The 3DS, set to release early this year, with Nintendo’s typical interface aesthetic.
… and of course iOS, the touch-based elephant in the room. Apple’s begun marketing the iPod touch as a gaming device and now has several “triple A” titles in the App Store (their actual gameplay quality remains up for debate).
(iPhone photo by Anthony Sigalas)
Ah, now we see why Sony pressured several of its (no doubt talented) interaction and visual designers to disregard their feelings and years of experience to create a saltless and hideous “me-too” interface. Sony is afraid that its sterile and modern aesthetic actually scared off potential customers, particularly the more casual gamers. I have no doubt that there may be some truth in that (I suppose Android 3.0 for tablets will be a good test of that, with its extremely geek-techy look), but to say “LiveArea” is the solution…

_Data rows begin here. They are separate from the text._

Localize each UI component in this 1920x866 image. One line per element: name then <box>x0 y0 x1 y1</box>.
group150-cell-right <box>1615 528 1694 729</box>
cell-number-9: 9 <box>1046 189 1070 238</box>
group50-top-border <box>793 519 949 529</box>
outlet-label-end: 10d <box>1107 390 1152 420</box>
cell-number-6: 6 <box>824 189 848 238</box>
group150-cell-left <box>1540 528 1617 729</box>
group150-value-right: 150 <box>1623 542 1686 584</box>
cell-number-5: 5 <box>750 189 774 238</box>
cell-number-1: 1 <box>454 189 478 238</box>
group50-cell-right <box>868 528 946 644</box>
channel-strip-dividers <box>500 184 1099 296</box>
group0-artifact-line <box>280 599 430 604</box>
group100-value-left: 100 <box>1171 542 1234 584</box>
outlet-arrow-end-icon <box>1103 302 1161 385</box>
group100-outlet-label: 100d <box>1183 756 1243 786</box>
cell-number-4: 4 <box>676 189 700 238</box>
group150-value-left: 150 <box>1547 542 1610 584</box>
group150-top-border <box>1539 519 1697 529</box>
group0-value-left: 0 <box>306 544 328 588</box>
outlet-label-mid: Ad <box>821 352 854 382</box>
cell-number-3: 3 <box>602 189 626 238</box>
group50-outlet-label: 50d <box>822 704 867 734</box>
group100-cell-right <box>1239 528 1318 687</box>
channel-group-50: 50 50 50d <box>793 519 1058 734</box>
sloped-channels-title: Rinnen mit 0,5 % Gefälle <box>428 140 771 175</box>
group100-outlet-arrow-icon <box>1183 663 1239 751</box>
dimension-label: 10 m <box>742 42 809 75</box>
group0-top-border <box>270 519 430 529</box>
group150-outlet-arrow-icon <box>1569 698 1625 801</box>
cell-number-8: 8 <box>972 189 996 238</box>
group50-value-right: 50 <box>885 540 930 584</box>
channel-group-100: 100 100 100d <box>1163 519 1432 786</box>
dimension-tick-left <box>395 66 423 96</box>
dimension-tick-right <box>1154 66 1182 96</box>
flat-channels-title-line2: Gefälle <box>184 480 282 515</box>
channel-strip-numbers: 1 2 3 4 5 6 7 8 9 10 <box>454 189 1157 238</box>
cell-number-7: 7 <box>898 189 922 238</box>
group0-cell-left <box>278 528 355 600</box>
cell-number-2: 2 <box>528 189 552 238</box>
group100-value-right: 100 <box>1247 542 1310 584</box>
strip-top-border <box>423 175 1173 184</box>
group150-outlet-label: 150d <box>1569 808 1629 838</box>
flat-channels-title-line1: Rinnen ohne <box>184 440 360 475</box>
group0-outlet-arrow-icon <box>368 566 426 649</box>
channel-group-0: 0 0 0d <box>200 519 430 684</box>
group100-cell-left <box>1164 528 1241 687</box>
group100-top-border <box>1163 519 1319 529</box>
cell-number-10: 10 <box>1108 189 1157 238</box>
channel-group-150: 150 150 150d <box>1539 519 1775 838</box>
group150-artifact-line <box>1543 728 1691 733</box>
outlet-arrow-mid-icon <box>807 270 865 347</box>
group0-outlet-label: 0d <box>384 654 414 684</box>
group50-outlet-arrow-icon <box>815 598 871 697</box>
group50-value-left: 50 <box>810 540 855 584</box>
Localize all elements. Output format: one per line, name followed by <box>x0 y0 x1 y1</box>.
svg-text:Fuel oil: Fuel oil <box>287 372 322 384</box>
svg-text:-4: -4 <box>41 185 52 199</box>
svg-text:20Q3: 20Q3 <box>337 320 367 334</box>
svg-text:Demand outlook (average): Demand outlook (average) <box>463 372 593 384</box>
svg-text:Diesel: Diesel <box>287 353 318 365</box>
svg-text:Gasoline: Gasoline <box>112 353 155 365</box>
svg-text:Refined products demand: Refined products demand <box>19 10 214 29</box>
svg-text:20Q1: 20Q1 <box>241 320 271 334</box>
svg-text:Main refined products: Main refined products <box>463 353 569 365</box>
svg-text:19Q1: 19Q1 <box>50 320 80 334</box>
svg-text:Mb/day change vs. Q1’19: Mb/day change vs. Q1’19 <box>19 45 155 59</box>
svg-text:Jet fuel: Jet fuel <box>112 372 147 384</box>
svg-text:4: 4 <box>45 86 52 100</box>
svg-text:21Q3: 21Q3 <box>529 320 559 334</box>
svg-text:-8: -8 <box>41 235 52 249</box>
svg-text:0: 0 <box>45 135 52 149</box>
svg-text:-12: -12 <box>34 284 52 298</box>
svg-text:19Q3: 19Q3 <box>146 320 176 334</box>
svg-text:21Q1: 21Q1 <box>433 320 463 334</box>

Actual usage of LiveArea will show how much of a failure it actually is. But for now, I mourn the loss of the mindset at Sony that led to innovations in interface design which enabled millions of users to get more out of their feature-rich consoles. To decide your interfaces shouldn’t necessarily ape those of your competitors takes balls, and I’m afraid Sony’s put all of those in LiveArea — in the wrong way.